GlaxoSmithKline Argentina denies the allegations
GlaxoSmithKline Argentina Laboratories denies the allegations Reuters

Pharmaceutical giants GlaxoSmithKline Argentina Laboratories is to appeal against a fine for "irregularities" during clinical drug trials involving babies.

The 400,000 pesos (£60,000) fine was issued by a Buenos Aires court after a report by the National Administration of Medicine, Food and Technology (ANMAT), which accused the drug maker of experimenting with humans and falsifying parental authorisation documents so that babies could be part of the vaccine trials conducted by the laboratory between 2007 and 2008.

The trials gained attention in Argentina after the Buenos Aires Herald reported that during the studies 14 babies died. They had taken part in trials on the Synflorix vaccine, which the company says protects against bacterial pneumonia and meningitis.

GSK Argentina medical director Rosana Felice categorically denied that the vaccine was responsible for the deaths.

"Any deaths in the study have been thoroughly and independently investigated and it has been concluded that none of the deaths were related to the vaccine they were given," she said.

"In no case was it related to the administration of the vaccine and this has been sufficiently demonstrated, proven and evaluated by ANMAT."

Since 2007, 15,000 babies under the age of one were recruited for the GlaxoSmithKline trials. Many of the babies came from poor families in Mendoza, San Juan and Santiago del Estero.

Judge Marcelo Aguinsky fined the company after ruling that it was responsible for "irregularities" during the recruitment process of young children. He also fined two participating doctors £45,000 each for their roles in the trials.

The judge ruled that many of the consent forms were "signed" by illiterate parents or by people who did not have legal custody of the children.

"These doctors took advantage of many illiterate parents who take their children [to hospital] for treatment by pressuring and forcing them into signing these 28-page consent forms and getting them involved in the trials," said paediatrician Ana Marchese, who was working at the Eva Perón children's public hospital in Santiago del Estero when the studies were being conducted.
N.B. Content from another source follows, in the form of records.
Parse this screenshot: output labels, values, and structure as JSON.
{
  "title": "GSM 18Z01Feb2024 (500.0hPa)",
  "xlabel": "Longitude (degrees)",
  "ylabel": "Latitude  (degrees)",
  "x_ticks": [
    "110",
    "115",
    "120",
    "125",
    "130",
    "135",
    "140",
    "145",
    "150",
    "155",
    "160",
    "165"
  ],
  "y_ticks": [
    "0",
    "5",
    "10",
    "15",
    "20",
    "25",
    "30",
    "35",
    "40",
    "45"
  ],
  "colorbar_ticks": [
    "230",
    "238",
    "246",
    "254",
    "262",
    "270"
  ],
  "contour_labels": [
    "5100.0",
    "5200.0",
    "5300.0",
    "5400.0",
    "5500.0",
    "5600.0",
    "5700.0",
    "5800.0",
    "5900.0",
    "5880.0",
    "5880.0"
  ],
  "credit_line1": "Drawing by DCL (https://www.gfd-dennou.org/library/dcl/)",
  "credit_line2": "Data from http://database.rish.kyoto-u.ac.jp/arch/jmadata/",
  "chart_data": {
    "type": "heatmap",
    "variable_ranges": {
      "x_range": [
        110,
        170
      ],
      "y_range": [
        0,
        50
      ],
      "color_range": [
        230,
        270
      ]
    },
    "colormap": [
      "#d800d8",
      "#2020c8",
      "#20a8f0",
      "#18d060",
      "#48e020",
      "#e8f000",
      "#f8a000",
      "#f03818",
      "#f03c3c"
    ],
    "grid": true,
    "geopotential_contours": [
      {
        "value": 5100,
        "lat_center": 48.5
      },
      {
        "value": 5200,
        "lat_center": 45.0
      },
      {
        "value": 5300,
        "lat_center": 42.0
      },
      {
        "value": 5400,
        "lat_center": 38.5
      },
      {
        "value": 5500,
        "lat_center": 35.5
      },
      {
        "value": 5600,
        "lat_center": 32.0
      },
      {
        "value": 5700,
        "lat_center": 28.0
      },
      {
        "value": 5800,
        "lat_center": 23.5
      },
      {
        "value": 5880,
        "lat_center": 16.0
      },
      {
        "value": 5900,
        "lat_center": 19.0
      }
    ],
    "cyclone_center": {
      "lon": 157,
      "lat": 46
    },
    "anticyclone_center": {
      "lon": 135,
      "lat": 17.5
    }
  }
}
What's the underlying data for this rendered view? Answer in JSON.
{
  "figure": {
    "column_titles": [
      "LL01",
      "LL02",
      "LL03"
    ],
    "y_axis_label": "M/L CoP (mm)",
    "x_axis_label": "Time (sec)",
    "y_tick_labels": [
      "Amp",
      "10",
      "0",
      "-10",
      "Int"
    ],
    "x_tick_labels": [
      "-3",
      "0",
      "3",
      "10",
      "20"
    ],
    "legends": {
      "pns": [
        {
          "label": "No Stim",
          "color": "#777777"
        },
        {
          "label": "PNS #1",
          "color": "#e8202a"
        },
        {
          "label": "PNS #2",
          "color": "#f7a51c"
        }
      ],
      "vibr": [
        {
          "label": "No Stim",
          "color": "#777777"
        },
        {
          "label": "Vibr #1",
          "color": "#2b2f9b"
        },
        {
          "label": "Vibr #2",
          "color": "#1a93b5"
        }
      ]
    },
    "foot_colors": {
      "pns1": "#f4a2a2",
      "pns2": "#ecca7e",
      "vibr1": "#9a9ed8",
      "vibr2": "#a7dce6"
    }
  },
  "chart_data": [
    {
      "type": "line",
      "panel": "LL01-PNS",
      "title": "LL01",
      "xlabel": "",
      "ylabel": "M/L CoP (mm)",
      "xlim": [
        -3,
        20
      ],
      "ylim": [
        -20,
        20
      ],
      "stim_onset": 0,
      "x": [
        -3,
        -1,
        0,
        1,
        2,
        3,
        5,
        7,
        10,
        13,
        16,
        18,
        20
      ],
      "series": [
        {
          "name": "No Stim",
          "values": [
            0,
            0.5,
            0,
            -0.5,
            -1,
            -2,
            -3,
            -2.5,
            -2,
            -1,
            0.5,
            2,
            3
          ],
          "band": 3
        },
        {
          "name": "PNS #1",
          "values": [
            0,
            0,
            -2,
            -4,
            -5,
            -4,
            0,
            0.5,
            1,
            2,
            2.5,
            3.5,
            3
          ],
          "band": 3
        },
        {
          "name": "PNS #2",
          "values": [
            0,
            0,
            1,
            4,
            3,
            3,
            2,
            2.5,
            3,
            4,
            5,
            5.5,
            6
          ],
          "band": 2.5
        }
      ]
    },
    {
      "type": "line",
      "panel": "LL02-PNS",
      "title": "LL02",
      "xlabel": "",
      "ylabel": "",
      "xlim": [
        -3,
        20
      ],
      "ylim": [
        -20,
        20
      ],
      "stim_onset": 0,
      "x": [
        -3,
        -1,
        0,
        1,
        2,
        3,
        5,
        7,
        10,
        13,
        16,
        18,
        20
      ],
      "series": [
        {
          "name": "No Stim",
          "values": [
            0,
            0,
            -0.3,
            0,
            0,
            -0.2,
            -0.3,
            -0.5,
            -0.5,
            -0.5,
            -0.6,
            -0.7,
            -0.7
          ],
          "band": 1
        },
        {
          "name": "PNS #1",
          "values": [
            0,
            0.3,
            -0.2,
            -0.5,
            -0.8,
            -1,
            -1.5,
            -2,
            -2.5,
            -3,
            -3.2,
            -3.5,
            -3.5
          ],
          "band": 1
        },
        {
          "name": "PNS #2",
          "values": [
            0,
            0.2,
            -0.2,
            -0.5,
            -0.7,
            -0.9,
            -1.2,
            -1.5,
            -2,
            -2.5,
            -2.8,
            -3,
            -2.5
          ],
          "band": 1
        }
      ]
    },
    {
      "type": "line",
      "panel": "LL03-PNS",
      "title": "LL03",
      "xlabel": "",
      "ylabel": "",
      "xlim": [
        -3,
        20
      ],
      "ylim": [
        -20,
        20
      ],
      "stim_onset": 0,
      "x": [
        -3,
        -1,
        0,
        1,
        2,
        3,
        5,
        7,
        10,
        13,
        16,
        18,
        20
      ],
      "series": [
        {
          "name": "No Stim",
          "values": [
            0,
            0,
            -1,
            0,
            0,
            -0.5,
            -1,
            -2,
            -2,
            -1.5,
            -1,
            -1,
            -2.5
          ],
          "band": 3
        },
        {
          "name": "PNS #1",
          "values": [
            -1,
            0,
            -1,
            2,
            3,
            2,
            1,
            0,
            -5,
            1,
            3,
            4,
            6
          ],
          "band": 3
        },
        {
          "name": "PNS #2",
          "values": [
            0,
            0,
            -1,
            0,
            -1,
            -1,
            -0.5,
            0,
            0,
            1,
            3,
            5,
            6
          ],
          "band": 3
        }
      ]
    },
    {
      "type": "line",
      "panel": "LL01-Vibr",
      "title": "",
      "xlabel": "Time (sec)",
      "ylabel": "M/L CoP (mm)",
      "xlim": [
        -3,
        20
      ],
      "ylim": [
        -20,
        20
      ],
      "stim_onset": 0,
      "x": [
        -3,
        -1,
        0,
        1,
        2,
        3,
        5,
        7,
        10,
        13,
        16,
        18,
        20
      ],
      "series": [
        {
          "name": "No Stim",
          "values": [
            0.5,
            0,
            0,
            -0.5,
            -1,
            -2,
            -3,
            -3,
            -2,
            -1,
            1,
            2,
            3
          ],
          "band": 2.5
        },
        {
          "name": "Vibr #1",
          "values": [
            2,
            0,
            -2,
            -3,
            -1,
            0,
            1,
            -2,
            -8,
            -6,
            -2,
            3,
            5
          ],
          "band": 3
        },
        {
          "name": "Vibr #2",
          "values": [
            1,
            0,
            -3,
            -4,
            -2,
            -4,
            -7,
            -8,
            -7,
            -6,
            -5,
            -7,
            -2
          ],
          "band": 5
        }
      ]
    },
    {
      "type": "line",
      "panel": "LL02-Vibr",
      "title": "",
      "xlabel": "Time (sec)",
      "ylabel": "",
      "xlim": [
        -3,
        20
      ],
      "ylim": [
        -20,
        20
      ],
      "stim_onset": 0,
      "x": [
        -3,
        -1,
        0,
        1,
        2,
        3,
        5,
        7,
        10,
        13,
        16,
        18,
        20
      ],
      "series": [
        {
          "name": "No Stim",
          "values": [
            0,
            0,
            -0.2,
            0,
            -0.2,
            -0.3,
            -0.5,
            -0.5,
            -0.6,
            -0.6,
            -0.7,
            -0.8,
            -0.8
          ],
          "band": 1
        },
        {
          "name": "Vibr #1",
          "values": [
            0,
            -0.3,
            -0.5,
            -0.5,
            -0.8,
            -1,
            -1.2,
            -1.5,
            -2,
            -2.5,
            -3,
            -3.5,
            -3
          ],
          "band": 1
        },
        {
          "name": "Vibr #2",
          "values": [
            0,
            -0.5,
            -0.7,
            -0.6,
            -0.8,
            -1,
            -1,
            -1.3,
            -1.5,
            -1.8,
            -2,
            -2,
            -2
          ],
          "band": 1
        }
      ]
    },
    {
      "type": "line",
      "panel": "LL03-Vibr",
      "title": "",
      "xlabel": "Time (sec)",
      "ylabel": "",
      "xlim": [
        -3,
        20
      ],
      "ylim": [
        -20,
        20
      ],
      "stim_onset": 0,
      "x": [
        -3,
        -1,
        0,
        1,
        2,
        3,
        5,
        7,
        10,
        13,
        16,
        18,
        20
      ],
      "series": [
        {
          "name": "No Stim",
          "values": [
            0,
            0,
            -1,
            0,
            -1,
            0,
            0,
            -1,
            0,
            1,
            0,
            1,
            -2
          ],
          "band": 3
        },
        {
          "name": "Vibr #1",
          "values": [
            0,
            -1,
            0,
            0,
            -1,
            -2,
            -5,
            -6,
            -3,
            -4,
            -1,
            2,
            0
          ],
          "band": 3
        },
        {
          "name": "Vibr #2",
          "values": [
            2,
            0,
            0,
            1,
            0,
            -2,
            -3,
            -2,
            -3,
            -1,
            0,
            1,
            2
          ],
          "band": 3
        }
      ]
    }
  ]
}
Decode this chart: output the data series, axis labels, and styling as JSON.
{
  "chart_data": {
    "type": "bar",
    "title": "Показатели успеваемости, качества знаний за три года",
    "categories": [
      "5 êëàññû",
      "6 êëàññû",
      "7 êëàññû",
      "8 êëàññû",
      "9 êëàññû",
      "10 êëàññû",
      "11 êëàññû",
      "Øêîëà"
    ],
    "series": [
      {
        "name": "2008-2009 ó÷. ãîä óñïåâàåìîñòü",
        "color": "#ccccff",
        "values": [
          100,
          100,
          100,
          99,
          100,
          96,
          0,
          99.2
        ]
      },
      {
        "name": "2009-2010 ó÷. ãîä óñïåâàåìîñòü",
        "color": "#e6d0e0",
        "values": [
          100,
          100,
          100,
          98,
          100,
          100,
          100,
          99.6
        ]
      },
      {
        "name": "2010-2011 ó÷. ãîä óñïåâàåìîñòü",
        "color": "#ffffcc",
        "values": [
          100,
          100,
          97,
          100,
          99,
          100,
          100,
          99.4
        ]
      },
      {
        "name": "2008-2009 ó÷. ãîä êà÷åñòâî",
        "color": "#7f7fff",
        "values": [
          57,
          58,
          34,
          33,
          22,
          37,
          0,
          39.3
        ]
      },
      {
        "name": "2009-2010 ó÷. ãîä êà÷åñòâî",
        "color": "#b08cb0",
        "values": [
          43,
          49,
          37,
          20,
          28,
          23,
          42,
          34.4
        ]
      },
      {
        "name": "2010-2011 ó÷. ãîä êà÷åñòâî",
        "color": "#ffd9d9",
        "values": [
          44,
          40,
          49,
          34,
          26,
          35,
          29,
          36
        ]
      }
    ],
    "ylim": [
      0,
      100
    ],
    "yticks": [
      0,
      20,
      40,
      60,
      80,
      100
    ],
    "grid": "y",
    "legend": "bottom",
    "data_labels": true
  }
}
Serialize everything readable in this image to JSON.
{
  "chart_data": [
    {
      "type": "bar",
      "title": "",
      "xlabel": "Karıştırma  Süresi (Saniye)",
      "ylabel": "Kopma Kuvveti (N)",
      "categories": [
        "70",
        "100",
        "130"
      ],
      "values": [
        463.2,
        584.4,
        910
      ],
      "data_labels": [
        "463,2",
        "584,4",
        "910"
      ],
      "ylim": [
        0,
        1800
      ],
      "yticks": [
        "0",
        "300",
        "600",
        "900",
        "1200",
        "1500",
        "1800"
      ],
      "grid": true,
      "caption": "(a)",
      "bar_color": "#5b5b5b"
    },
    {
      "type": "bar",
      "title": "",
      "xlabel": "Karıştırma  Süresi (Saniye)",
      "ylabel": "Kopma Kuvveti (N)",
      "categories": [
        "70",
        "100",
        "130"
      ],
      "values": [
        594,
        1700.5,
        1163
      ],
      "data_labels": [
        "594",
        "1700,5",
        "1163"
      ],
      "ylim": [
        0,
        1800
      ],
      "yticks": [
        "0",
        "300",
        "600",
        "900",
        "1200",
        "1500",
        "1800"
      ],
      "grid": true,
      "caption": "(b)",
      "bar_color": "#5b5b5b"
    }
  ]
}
Marchese added: "In various cases, the doctors who had conducted the trials did not answer the calls made by the worried parents after witnessing their babies' reactions to the vaccines," she told the Buenos Aires Herald.

"It is important to note that the ANMAT's ruling does not in any way question the safety of the study vaccine, Synflorix," added GlaxoSmithKline Argentina Laboratories in a statement.

"The ANMAT ruling relates to the clinical trial process and not the vaccine," which was approved by the agency for sale in 2009.